Das competições internacionais em que competiu, destacou o Youth American Grand Prix, onde participou em 2018 (Itália) e 2019 (França), tendo obtido nas duas provas o primeiro lugar em Contemporâneo e o segundo em Clássico.

“Nestas mesmas competições recebi bolsas com que pude visitar a Escola da Ópera de Paris, em França, a Royal Ballet School, em Londres, Inglaterra, a escola do Teatro Alla Scalla em Milão, Itália. Mas, também, a European School of Ballet, em Amsterdão, na Holanda, a John Cranko Ballet School, em Estugarda, na Alemanha, ou a Academy Princesse Grace, no Mónaco, onde me encontro hoje”, enumerou.

Contrato de trabalho em Estocolmo

Em 2020, na altura da primeira pandemia por Covid-19, Tomás foi aceite na sua escola de sonho, a Academy Princesse Grace. “A partir desse momento não foi difícil de escolher o caminho”, confessou. Nesse mesmo ano, em setembro, mudou-se para o Mónaco, onde estuda há quatro anos. “No final deste ano, irei acabar a formação e graduar-me com um contrato de trabalho no Royal Swedish Ballet em Estocolmo, na Suécia, onde irei começar a dançar profissionalmente no próximo ano”, concluiu.

Pais atentos e amigos protetores

Amor abafou preconceito

Tomás Ruão disse ter resistido sempre de frente ao preconceito envolvendo rapazes na dança, assegurando que o amor dos pais e a proteção dos amigos pesaram sempre mais do que ignorância e tornaram tudo mais fácil.
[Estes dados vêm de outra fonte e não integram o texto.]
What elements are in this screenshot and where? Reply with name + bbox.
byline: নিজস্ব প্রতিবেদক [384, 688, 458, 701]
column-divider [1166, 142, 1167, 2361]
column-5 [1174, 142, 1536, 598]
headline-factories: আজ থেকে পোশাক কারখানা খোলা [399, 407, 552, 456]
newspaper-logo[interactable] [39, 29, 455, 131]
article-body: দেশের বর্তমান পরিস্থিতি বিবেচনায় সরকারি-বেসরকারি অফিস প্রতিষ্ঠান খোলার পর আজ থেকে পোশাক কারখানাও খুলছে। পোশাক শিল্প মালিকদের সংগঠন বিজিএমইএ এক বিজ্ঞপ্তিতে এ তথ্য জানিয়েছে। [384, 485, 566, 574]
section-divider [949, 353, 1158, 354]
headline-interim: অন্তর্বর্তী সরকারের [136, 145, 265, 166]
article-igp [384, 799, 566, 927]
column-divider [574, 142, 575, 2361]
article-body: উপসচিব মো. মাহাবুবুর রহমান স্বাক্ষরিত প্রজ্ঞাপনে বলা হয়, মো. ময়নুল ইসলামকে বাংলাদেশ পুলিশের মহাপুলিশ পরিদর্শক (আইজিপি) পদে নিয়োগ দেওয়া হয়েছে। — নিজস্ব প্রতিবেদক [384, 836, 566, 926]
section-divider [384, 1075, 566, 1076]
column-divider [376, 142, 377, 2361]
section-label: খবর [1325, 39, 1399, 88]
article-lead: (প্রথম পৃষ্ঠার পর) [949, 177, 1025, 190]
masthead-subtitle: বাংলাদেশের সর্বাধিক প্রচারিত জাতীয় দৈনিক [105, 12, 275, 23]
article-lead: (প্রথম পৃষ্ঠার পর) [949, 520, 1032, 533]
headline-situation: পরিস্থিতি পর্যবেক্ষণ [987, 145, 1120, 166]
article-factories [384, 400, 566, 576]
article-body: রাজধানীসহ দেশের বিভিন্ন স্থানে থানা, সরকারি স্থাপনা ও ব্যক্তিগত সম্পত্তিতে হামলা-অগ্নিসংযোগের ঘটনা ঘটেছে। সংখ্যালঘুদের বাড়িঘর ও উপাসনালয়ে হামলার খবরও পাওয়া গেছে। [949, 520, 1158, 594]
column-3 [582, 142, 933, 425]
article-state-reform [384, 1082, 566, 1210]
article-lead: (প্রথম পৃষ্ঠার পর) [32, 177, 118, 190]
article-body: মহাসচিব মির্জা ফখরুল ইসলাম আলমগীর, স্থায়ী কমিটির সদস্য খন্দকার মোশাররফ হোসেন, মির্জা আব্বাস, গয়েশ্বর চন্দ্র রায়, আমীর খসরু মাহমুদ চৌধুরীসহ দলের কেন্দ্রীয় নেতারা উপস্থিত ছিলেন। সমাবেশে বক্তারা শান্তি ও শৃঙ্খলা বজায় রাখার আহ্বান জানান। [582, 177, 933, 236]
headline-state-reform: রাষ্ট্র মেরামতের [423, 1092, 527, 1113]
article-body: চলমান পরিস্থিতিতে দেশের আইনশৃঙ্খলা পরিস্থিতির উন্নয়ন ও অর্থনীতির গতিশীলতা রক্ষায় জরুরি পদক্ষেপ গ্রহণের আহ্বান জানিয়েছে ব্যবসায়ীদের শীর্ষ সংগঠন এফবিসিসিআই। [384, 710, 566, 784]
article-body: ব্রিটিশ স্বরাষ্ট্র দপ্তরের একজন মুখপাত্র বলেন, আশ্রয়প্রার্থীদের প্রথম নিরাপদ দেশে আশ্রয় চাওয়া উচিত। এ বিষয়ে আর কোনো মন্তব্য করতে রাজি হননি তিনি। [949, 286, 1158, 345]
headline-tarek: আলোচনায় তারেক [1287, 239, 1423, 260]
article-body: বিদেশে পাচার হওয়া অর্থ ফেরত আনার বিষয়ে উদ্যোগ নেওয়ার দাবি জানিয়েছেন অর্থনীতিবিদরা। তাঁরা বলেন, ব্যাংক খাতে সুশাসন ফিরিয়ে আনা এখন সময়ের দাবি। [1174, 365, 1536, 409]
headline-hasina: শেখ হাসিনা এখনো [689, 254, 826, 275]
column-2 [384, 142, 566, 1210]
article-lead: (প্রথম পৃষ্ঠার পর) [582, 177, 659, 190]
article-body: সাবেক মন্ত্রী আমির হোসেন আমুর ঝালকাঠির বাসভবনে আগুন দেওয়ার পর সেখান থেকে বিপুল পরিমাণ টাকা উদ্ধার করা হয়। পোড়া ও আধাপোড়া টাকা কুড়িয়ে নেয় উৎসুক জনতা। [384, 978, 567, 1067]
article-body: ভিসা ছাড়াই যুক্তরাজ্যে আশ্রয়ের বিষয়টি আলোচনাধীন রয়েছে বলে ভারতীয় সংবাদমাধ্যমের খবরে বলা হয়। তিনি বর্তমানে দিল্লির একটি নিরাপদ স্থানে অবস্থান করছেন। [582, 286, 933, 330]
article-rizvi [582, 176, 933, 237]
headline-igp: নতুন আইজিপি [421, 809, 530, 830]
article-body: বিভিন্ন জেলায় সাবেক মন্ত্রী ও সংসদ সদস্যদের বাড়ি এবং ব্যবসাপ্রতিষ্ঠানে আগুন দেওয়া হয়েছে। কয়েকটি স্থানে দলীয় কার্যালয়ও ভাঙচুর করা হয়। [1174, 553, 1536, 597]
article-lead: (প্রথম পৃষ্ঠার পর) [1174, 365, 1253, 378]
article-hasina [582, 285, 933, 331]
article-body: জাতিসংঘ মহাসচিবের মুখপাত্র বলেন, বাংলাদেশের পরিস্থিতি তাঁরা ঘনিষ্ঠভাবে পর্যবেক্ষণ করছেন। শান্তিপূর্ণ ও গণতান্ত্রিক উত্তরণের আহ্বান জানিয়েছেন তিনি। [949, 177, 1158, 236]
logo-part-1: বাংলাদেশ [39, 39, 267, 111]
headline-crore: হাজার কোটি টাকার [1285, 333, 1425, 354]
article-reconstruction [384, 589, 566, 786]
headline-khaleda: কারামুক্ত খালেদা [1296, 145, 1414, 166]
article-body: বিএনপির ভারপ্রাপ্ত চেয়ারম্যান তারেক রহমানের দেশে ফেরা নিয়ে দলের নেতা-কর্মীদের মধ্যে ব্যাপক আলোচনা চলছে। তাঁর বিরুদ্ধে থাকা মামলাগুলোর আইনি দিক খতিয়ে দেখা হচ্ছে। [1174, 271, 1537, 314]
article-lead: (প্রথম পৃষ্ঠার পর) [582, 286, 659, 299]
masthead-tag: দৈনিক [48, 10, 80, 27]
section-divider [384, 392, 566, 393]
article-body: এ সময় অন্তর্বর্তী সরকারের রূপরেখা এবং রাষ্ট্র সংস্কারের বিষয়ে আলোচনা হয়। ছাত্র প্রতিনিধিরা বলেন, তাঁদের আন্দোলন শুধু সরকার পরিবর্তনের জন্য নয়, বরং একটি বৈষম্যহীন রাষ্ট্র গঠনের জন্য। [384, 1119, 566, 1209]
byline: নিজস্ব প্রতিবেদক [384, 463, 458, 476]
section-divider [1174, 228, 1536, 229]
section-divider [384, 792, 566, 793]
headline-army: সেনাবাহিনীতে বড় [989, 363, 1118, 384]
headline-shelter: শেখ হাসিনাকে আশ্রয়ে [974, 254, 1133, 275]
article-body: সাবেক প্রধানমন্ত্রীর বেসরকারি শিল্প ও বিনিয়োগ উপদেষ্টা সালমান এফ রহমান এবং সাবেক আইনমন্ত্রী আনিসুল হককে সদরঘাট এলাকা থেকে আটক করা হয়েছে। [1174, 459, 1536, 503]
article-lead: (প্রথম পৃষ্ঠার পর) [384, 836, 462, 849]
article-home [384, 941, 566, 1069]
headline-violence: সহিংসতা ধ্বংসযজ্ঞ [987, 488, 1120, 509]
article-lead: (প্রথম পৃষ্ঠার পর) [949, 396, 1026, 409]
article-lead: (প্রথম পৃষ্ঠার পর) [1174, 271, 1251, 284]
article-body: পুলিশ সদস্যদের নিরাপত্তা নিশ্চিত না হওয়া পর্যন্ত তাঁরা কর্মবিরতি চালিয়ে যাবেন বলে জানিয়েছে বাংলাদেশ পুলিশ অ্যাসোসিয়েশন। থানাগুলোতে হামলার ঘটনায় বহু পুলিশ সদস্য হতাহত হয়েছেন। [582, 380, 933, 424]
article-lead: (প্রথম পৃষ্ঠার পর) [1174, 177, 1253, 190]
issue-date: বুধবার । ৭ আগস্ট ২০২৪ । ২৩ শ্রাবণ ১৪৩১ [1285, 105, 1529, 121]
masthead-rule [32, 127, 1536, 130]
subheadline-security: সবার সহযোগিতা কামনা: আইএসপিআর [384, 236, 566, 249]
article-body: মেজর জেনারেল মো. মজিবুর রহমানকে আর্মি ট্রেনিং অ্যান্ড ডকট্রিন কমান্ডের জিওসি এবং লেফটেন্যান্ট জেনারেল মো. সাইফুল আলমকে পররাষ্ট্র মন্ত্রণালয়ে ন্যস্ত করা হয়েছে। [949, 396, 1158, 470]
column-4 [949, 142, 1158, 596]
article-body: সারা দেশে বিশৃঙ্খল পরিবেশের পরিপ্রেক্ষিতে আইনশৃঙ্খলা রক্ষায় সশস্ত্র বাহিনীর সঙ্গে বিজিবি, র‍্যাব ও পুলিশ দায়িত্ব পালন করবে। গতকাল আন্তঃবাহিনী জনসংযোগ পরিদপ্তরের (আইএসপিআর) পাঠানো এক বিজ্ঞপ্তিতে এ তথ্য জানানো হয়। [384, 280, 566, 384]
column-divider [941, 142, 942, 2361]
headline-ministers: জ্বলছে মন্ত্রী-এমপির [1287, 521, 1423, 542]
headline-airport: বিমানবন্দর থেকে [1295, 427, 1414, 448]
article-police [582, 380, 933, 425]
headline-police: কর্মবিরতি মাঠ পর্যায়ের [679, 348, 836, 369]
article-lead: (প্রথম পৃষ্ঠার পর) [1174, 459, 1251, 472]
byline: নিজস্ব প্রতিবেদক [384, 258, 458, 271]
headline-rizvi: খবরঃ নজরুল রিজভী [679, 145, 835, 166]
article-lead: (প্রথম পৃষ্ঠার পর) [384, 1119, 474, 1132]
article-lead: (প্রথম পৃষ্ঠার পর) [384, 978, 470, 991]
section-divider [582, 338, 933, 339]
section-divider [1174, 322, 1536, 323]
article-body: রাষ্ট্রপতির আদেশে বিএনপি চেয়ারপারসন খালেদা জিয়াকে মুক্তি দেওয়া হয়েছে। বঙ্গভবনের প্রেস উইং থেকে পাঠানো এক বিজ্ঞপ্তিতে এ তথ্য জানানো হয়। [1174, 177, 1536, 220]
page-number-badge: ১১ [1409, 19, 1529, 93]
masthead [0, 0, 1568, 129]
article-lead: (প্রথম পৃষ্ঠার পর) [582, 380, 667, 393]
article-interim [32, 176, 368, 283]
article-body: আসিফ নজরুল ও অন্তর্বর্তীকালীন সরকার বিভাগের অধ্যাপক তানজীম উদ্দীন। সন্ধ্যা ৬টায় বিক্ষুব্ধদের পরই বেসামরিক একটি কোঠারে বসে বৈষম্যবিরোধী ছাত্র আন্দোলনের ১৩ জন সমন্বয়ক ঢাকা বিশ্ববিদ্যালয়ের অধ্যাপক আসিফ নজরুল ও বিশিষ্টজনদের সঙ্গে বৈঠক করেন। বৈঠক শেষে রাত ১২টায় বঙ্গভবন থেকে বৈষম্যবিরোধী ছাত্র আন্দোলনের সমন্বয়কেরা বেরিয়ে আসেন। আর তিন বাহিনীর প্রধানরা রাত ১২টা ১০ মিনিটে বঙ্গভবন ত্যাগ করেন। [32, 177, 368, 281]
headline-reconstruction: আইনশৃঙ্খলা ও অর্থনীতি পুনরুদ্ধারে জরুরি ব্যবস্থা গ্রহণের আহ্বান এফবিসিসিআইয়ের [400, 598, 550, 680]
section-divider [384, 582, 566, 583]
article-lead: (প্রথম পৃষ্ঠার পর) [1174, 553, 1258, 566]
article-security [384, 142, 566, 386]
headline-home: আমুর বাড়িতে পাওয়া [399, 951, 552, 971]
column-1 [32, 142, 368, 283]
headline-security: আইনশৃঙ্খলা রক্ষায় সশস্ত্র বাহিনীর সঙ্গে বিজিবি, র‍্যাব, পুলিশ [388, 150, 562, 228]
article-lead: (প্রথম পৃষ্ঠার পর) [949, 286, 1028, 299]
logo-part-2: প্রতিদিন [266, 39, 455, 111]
“Sempre foram mais as pessoas que me deram suporte e se orgulhavam de mim do que aqueles que gozavam. Por isso, na balança, o amor acabou sempre por pesar mais, o que tornou tudo mais fácil”, disse o bailarino paredense.

Na lista que mais conta, Tomás incluiu os “pais atentos” e “os grupos de amigos” que sempre o apoiaram, nos quais disse ter encontrado quem inclusive partilhava o mesmo sonho. Confessou ainda que procurou sempre desvalorizar quem o tentava puxar para baixo, admitindo até ter ido buscar forças a esses momentos para “tentar ser bom, ou ainda melhor, naquilo que estava a fazer”.

“Em termos pessoais, sempre senti que o gozo estava sempre mais presente até essas pessoas me verem realmente a dançar. Isso acontece porque a maioria pensa que os rapazes no ballet têm o mesmo papel que a rapariga, o que os impede de ver o virtuosismo técnico que um rapaz precisa de ter, do controlo e força que tem que ter para dançar, por exemplo, um Pas de Deux”, sublinhou.

Uma questão cultural

Para Tomás Ruão, o preconceito é cultural e radica na ignorância. “Quanto menos ignorantes forem as pessoas em relação a um assunto, seja ele qual for, menos razões têm para gozar”, explicou. Lembrou, por outro lado, a especificidade do ballet, “uma das artes mais difíceis”. “O nosso instrumento é o nosso corpo e, sozinhos ou em grupo, os nossos corpos têm que conseguir contar uma história”, concluiu.

Um dia na vida de… Tomás Ruão

O preço da excelência

Trabalho árduo, sacrifício, tempo investido, preparação minuciosa, disposição de receber e acolher críticas construtivas são, normalmente, alguns dos fios condutores da disciplina imposta a quem persegue a excelência. E isso é válido até para os talentosos, como Tomás Ruão. O jovem paredense, de 19 anos, revela um dia normal da sua vida… de bailarino.

Tomás acorda por volta das 07:00, toma o pequeno-almoço e prepara-se para estar no estúdio às 08:00 a aquecer para a aula que começa às 08:30. Normalmente, a primeira aula de ballet dura duas horas, prolongando-se, assim, até às 10:30.

O resto do dia, diz Tomás, varia de semana para semana, em que umas são mais focadas na dança clássica, implicando aulas de variação, pas de deux e técnica, e outras em contemporâneo, consubstanciadas em workshops alusivos ao tema com professores convidados ou aulas de composição coreográfica. Mas também há semanas em que o foco está nos ensaios para os espetáculos que os alunos da Academy Princesse Grace, no Mónaco, têm durante o ano.

Seguem-se aulas/ensaios até às 12:30, recomeçando às 13:30, após uma hora para almoço. As aulas práticas prolongam-se até por volta das 17:00, seguindo-se, normalmente, aulas teóricas até à hora de jantar, geralmente por volta das 19:30.

O jantar antecede a hora de recolher e a preparação para ir dormir às 22:00.

Isto estende-se durante todos os dias da semana: ao sábado, normalmente, trabalham só da parte da manhã, e o domingo, finalmente, é dia de descanso.